AMBON, Siwalimanews – Kasus dugaan korupsi Anggaran Dana Desa (ADD) di Desa Karlutukara, sudah memasuki tahap pemeriksaan saksi di Pangadilan Tipikor Ambon, Rabu (27/1).

JPU Kejari Malteng, Asmin Hamja menghadirkan dua saksi, yakni Kepala Badan Pemberdayaan Desa Kabupaten Malteng, Ahmad Namakule dan Bendahara Kabupaten Malteng Hasni.

Saksi Ahmad Namakule menyebutkan, pengelolaan dana desa harus dilakukan sesuai dengan permusyawaratan. Maksudnya, pihak pemerintah negeri harus melibatkan saniri.
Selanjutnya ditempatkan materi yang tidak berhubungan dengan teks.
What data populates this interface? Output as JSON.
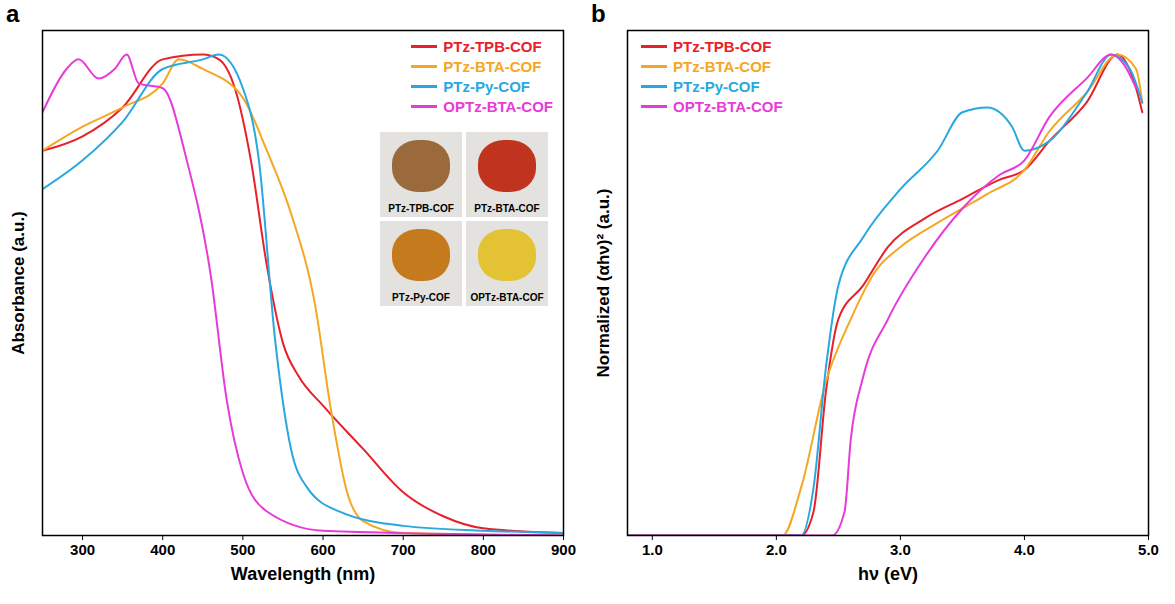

“Kita hanya memastikan rancangan belanja sudah melalui saniri, karena ada aturan dengan persetujuan bersama. Baru setelah itu ditandatangani kades dan sekdes,” ujar Namakule.

Dia memastikan, dokumen desa itu sudah selesai dan dana desanya pun bisa dicairkan. Padahal, di lapangan para terdakwa secara sepihak mencairkan dana desa, tanpa melibatkan badan saniri negeri.

Baca Juga: Bendahara Rumadurun Akui tak Terima Uang Perjalanan Rp 5 Juta

“Pada prinsipnya keabsahan rancangan keuangan dana desa sudah disetujui saniri. Kalau pencairan itu di rekening, jadi kita tidak tahu,” jelasnya.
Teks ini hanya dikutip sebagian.